Auteur d'un des albums électro de l'année avec Walls, Sascha Ring nous accorde un peu de son temps pour répondre à nos questions. Grand dandy à l'accent teuton, mais très sympathique et avenant, le DJ allemand nous éclaire un peu plus sur sa carrière, la conception de son dernier album et sa vision de la musique électro.
Cet album suit votre collaboration avec Ellen Allien, qui est bien différent d’Orchestra Of Bubbles, comment le décririez-vous ?
La grosse différence est que Orchestra Of Bubbles était un album conceptuel, tandis que Walls est plutôt une compilation de beaucoup de démos que j’avais stockées sur mon disque dur et que j’ai finalisé. Mais en fait, c’est plutôt similaire à la manière dont la collaboration Ellen Allien & Apparat a commencé, car lorsque j’ai conçu cet album avec Ellen, nous avons puisé dans diverses idées que nous avions déjà, pris des restes de nos albums et nous les avons rassemblés pour constituer les chansons. La grosse différence cependant est que lorsque l’on est assis à côté de quelqu’un d’autre dans un studio, on n’a pas réellement le temps de rester sur les petits détails, c’est un processus plus rapide et plus ciblé. Travailler seul implique de passer plus de temps sur ces petits détails, et parfois on y consacre trop de temps et on finit par détruire tout ce que l’on a fait. C’est pour cela que cette fois, j’ai décidé de faire appel à quelqu’un d’autre, au moins pour la phase de mixage, Josh Eustis de Telefon Tel Aviv. Il est venu avec son oreille fraîche et pour cet album, j’ai eu le "luxe" d’avoir un petit producteur à la fin, ce qui n’est pas une mauvaise chose.

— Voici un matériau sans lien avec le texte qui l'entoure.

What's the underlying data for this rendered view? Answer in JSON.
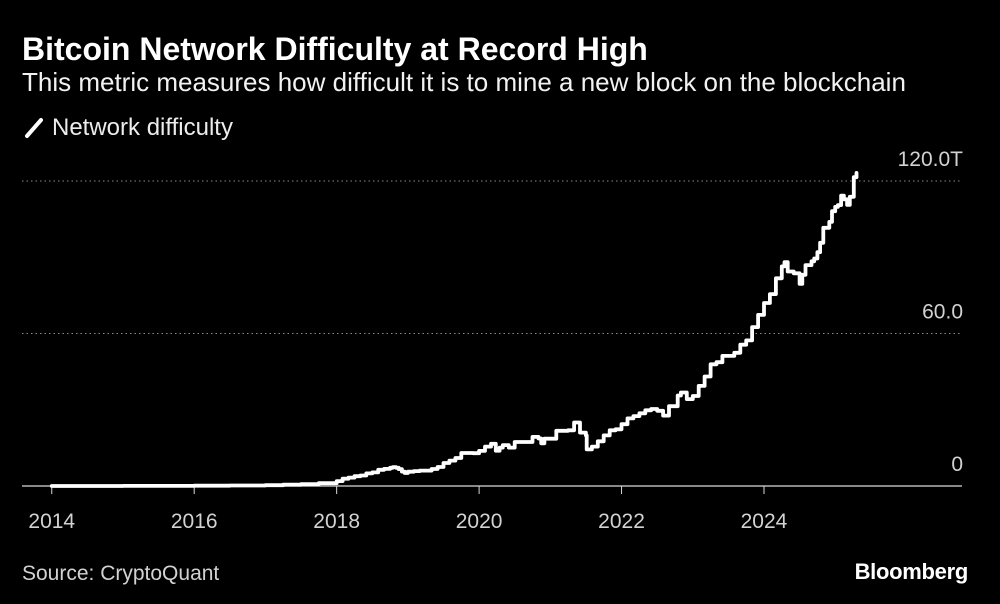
{
  "chart_data": {
    "type": "line",
    "title": "Bitcoin Network Difficulty at Record High",
    "subtitle": "This metric measures how difficult it is to mine a new block on the blockchain",
    "legend": {
      "position": "top-left",
      "icon": "diagonal-line-icon"
    },
    "x_tick_labels": [
      "2014",
      "2016",
      "2018",
      "2020",
      "2022",
      "2024"
    ],
    "y_ticks": [
      0,
      60,
      120
    ],
    "y_tick_labels": [
      "0",
      "60.0",
      "120.0T"
    ],
    "xlim": [
      "2013-07-31",
      "2026-10-12"
    ],
    "ylim": [
      0,
      120
    ],
    "grid": true,
    "series": [
      {
        "name": "Network difficulty",
        "color": "#ffffff",
        "x": [
          "2014-01-01",
          "2014-07-01",
          "2015-01-01",
          "2015-07-01",
          "2016-01-01",
          "2016-07-01",
          "2017-01-01",
          "2017-04-01",
          "2017-07-01",
          "2017-10-01",
          "2018-01-01",
          "2018-02-01",
          "2018-03-01",
          "2018-04-01",
          "2018-05-01",
          "2018-06-01",
          "2018-07-01",
          "2018-08-01",
          "2018-09-01",
          "2018-10-01",
          "2018-10-15",
          "2018-11-01",
          "2018-11-15",
          "2018-12-01",
          "2018-12-15",
          "2019-01-01",
          "2019-02-01",
          "2019-03-01",
          "2019-04-01",
          "2019-05-01",
          "2019-06-01",
          "2019-07-01",
          "2019-08-01",
          "2019-09-01",
          "2019-10-01",
          "2019-11-01",
          "2019-12-01",
          "2020-01-01",
          "2020-02-01",
          "2020-03-01",
          "2020-03-26",
          "2020-04-15",
          "2020-05-01",
          "2020-06-01",
          "2020-07-01",
          "2020-08-01",
          "2020-09-01",
          "2020-10-01",
          "2020-11-01",
          "2020-11-15",
          "2020-12-01",
          "2021-01-01",
          "2021-02-01",
          "2021-03-01",
          "2021-04-01",
          "2021-05-01",
          "2021-05-15",
          "2021-06-01",
          "2021-07-01",
          "2021-07-05",
          "2021-08-01",
          "2021-09-01",
          "2021-10-01",
          "2021-11-01",
          "2021-12-01",
          "2022-01-01",
          "2022-02-01",
          "2022-03-01",
          "2022-04-01",
          "2022-05-01",
          "2022-06-01",
          "2022-07-01",
          "2022-08-01",
          "2022-09-01",
          "2022-10-01",
          "2022-10-15",
          "2022-11-01",
          "2022-12-01",
          "2023-01-01",
          "2023-02-01",
          "2023-03-01",
          "2023-04-01",
          "2023-05-01",
          "2023-06-01",
          "2023-07-01",
          "2023-08-01",
          "2023-09-01",
          "2023-10-01",
          "2023-11-01",
          "2023-12-01",
          "2024-01-01",
          "2024-02-01",
          "2024-03-01",
          "2024-04-01",
          "2024-04-15",
          "2024-05-01",
          "2024-06-01",
          "2024-07-01",
          "2024-07-15",
          "2024-08-01",
          "2024-09-01",
          "2024-09-15",
          "2024-10-01",
          "2024-10-15",
          "2024-11-01",
          "2024-12-01",
          "2024-12-15",
          "2025-01-01",
          "2025-01-15",
          "2025-02-01",
          "2025-02-15",
          "2025-03-01",
          "2025-03-15",
          "2025-04-05",
          "2025-04-19"
        ],
        "y": [
          0.0014,
          0.017,
          0.041,
          0.05,
          0.11,
          0.21,
          0.32,
          0.5,
          0.71,
          1.12,
          1.93,
          2.87,
          3.29,
          3.84,
          4.14,
          4.94,
          5.36,
          6.39,
          6.73,
          7.15,
          7.45,
          7.18,
          6.65,
          5.65,
          5.11,
          5.62,
          5.88,
          6.07,
          6.07,
          6.7,
          7.46,
          9.06,
          9.99,
          11.0,
          13.0,
          13.0,
          12.9,
          13.8,
          15.5,
          16.6,
          13.9,
          15.1,
          16.1,
          15.1,
          17.3,
          17.3,
          17.3,
          19.3,
          18.7,
          16.8,
          18.6,
          18.6,
          21.7,
          21.7,
          21.9,
          25.0,
          25.0,
          21.0,
          19.9,
          14.4,
          15.5,
          17.6,
          19.9,
          21.9,
          22.3,
          24.3,
          26.6,
          27.5,
          28.6,
          29.8,
          30.3,
          29.6,
          27.7,
          31.4,
          31.4,
          35.6,
          36.8,
          34.2,
          35.4,
          39.4,
          43.1,
          47.9,
          48.7,
          51.2,
          51.2,
          52.4,
          55.6,
          57.3,
          62.5,
          67.3,
          72.0,
          75.5,
          81.7,
          86.4,
          88.1,
          84.4,
          83.7,
          79.5,
          83.1,
          86.9,
          88.4,
          89.5,
          92.0,
          95.7,
          101.6,
          103.9,
          108.1,
          109.8,
          110.5,
          114.2,
          112.8,
          110.6,
          113.8,
          121.5,
          123.2
        ]
      }
    ]
  },
  "source": "Source: CryptoQuant",
  "brand": "Bloomberg",
  "colors": {
    "background": "#000000",
    "text": "#ffffff",
    "line": "#ffffff",
    "grid": "#8a8a8a",
    "axis": "#d9d9d9"
  }
}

Aviez-vous beaucoup de matière pour constituer votre album ? Auquel cas, n’était-ce pas trop difficile d’aboutir sur un album cohérent ?

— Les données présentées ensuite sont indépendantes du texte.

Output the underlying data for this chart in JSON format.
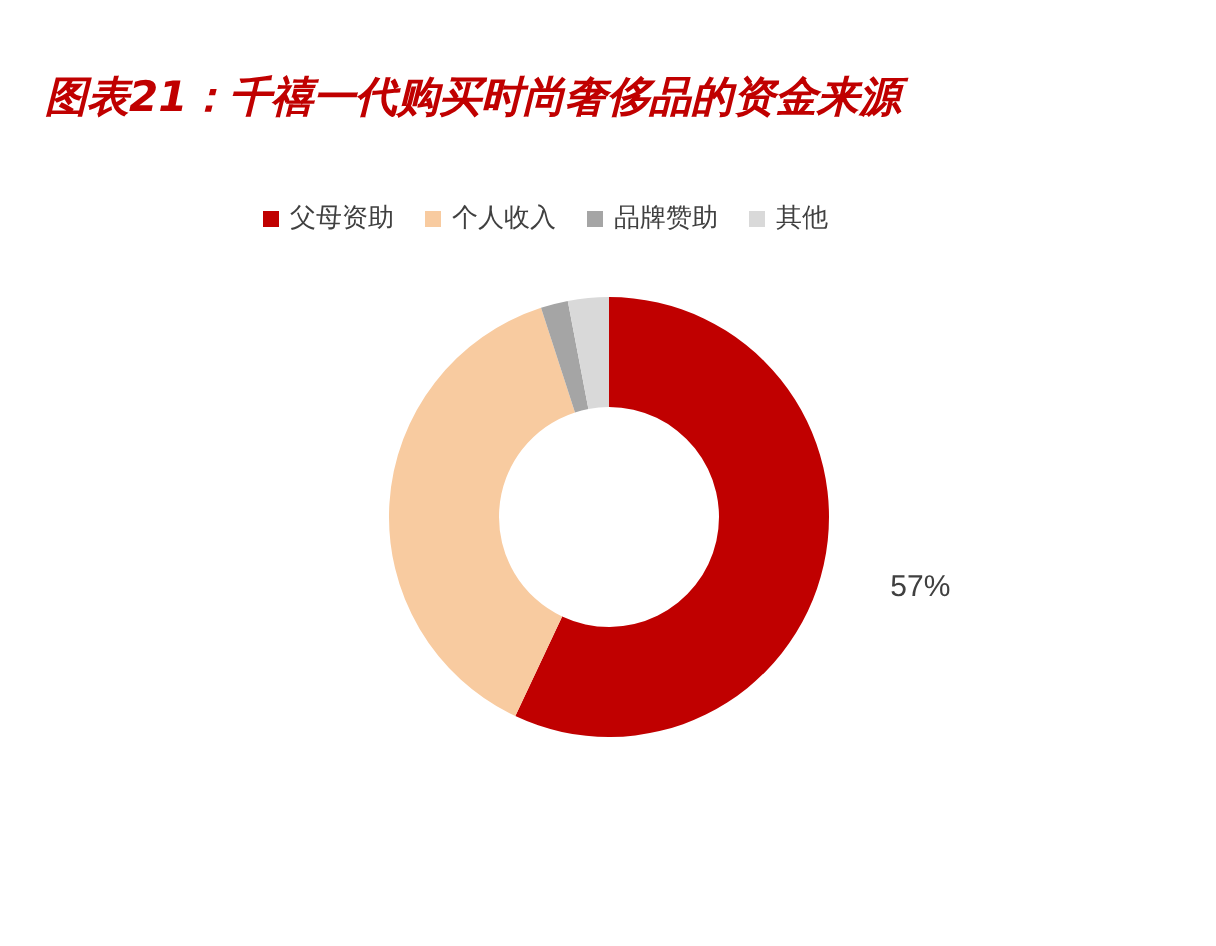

Oui, j’avais environ 70 chansons inachevées sur mon disque dur, dont certaines dataient d’il y a deux ou trois ans. C’était comme une sorte de "safari" dans mon ordinateur. J’ai retrouvé des choses intéressantes, mais pour beaucoup, c’était directement pour la corbeille, comme pour nettoyer mon passé. J’arrivais à me rendre compte rapidement de ce qui était bon et ce qui ne l’était pas.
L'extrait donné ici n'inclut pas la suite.